Ceko, who is considered one of the most highly-regarded Jiu-Jitsu experts in the country, couldn't give up martial arts when he moved from Mozambique to be with his family in Chicago when his wife learned she was pregnant.

"All of that stuff I've done outside of the gym, I attribute to martial arts in terms of the lessons I've learned," he said.

"That stuff" includes obtaining graduate degrees from the Northwestern's Kellogg School of Management and Harvard's Kennedy School of Government. As COO of the nonprofit Chicago Children's Choir, he is now helping provide music education to nearly 3,000 Chicago Public Schools students, but in the past Ceko worked as a strategy consultant for Accenture in Washington D.C.., as a bioengineer for St. Jude Medical and the National Institutes of Health.
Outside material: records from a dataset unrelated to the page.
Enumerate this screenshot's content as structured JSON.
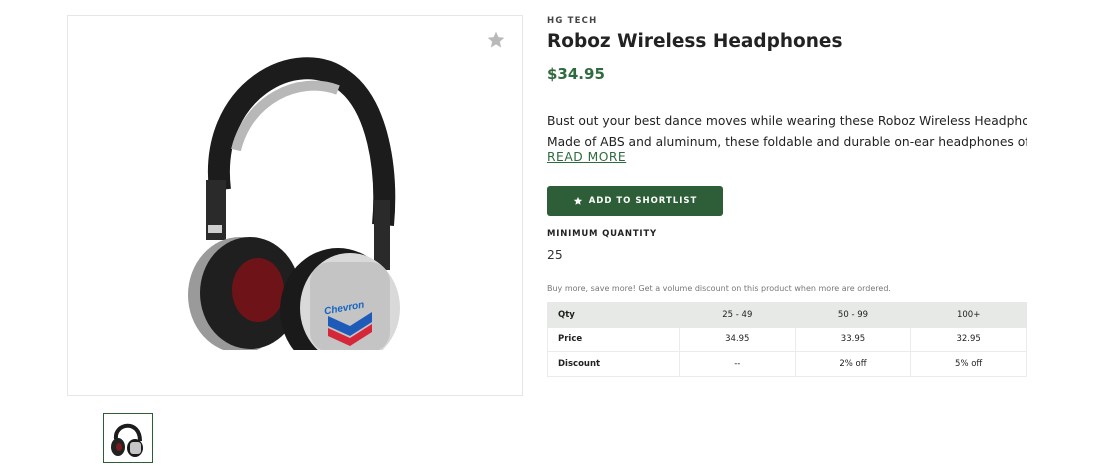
{
  "product": {
    "brand": "HG TECH",
    "title": "Roboz Wireless Headphones",
    "price": "$34.95",
    "description_line1": "Bust out your best dance moves while wearing these Roboz Wireless Headphones!",
    "description_line2": "Made of ABS and aluminum, these foldable and durable on-ear headphones offer...",
    "read_more": "READ MORE",
    "image_logo_text": "Chevron"
  },
  "actions": {
    "shortlist_label": "ADD TO SHORTLIST",
    "favorite_icon": "star-icon"
  },
  "minimum_quantity": {
    "label": "MINIMUM QUANTITY",
    "value": "25"
  },
  "volume": {
    "note": "Buy more, save more! Get a volume discount on this product when more are ordered.",
    "headers": [
      "Qty",
      "25 - 49",
      "50 - 99",
      "100+"
    ],
    "rows": [
      {
        "label": "Price",
        "values": [
          "34.95",
          "33.95",
          "32.95"
        ]
      },
      {
        "label": "Discount",
        "values": [
          "--",
          "2% off",
          "5% off"
        ]
      }
    ]
  },
  "colors": {
    "accent_green": "#2d5e38",
    "price_green": "#2f6b3d",
    "table_header_bg": "#e6e9e6"
  }
}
The 6-foot-2, 200 pound black belt, who trained under the legendary Ralph Gracie, opened his new gym, Chicago Mixed Martial Arts, on Jan. 1, a hybrid space that houses a CrossFit gym and his mixed martial arts studio.

The CrossFit trainer, Zoran Vukic, sees the mixed space as a perfect compliment between the two workouts.

"The response has been unbelievable," he said.

With his new gym Ceko hopes to instill respect for the martial arts in his students, and train them at an extremely high level.

Two of his students are preparing to compete in the Chicago Golden Gloves amateur boxing tournament and 10 are training for the Chicago Open Jiu-Jitsu competition. Both are in March.

While the space is Ceko's first that he can call his own, his experience teaching Jiu-Jitsu, boxing and kickboxing in Mozambique was one that he wanted to continue in Chicago.

"Martial arts is not about fighting. It is an art," he said. "Everyone in there comes from different walks of life."

The experience teaching martial arts in Mozambique came to Ceko by way of an accidental broken bone.

On his first day training inside a judo studio, he ended up throwing another student and breaking his arm. The teacher of that studio recommended the Brazilian Jiu-Jitsu studio down the street and when he told the instructor he had been training for 14 or 15 years, their roles reversed.

"He said you are going to teach and I'm going to be your student," Ceko said. "In Mozambique, they have a history. They really love martial arts and boxing. They've had boxing for generations ever since Muhammad Ali went to Africa."